Akademik Veri Yönetim Sistemi
Transactions of the Institute of Molecular Biology & Biotechnologies, cilt.7, sa.1, ss.132-135, 2023 (Hakemli Dergi)
The need for the use of molecular biology reagents has been increasing day by day. In addition to commercially provided molecular biology reagents, some and/or most reagents could be also produced in specific investigation laboratories manually. In this study, we aimed to extract Taq DNA polymerase enzyme by ethanol precipitation method within a short time and cost-effectively. For this purpose, first, we cloned the pOpenTaq plasmid with Taq (polA) gene into Escherichia coli JM107 strain. Confirmed transformants were subjected to Taq DNA polymerase extraction.

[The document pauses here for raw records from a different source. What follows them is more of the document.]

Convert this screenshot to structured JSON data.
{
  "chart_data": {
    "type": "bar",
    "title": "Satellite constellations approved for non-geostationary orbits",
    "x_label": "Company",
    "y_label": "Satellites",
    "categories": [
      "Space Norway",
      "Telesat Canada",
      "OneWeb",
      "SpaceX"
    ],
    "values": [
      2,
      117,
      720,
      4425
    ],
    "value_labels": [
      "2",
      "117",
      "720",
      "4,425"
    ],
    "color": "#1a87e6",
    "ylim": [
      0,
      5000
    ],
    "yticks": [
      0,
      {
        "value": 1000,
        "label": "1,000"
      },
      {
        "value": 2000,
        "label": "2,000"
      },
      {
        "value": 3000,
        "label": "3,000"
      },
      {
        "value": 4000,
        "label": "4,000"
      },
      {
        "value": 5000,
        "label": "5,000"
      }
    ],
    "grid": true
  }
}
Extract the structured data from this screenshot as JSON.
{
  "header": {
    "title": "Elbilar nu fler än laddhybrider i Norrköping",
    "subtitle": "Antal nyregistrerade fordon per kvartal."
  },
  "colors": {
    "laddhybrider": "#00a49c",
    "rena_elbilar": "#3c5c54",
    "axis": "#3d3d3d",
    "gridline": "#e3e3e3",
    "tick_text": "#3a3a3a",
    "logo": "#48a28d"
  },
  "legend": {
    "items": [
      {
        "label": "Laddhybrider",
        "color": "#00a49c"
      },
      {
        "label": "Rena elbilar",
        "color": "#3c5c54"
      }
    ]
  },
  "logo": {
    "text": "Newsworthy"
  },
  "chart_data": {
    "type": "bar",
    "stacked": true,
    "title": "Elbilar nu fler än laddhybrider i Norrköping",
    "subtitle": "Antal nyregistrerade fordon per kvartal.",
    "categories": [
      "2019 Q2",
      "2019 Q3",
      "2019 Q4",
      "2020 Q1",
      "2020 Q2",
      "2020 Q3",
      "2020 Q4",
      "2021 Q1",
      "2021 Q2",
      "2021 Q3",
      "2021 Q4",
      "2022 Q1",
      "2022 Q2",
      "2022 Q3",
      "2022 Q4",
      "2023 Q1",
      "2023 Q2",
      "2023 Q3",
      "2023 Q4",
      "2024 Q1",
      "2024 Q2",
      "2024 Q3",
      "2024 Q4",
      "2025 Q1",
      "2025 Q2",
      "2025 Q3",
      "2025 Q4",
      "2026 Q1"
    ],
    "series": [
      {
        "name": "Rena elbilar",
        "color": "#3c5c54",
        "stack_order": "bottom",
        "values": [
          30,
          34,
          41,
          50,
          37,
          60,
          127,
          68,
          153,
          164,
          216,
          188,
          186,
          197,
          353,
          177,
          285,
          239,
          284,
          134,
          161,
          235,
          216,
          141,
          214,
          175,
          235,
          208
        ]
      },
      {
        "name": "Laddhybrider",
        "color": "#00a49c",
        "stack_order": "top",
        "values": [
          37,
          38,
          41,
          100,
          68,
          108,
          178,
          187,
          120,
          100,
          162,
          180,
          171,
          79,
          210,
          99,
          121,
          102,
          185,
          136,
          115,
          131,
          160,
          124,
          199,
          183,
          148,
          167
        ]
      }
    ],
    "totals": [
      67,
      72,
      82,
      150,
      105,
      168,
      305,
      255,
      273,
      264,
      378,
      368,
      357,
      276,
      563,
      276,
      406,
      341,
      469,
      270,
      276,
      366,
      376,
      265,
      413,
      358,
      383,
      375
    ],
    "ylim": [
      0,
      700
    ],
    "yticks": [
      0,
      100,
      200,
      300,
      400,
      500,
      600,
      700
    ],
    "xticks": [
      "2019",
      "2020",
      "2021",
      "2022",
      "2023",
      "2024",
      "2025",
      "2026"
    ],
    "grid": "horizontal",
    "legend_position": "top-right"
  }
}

Transformants were grown at 37°C for 16 hours in LBB with ampicillin (100 µg/mL). Then, cells were induced by 1 mM IPTG supplement and incubated overnight again. Lysozyme (10 mg/mL; 1:1000 V:V) and DNaseI (10 mg/mL; 1:20000 V:V) treatments were used in the extraction steps. The purification was carried out with a total use of 70% ethanol. Totally 50 µL of protein was obtained after a three-day protocol. In SDS-PAGE assays, approximately 94 kDa protein was checked and then used in PCR analysis. Taq DNA polymerase was used in the amplification of tef1-α and 28SrDNA in Fusarium graminearum genome. Both genes were amplified from the F. graminearum genome by using a common PCR protocol. The findings obtained from this study showed that the ethanol precipitation method could be easily adapted to Taq DNA polymerase extraction within a short time in specific laboratories which involve common equipment.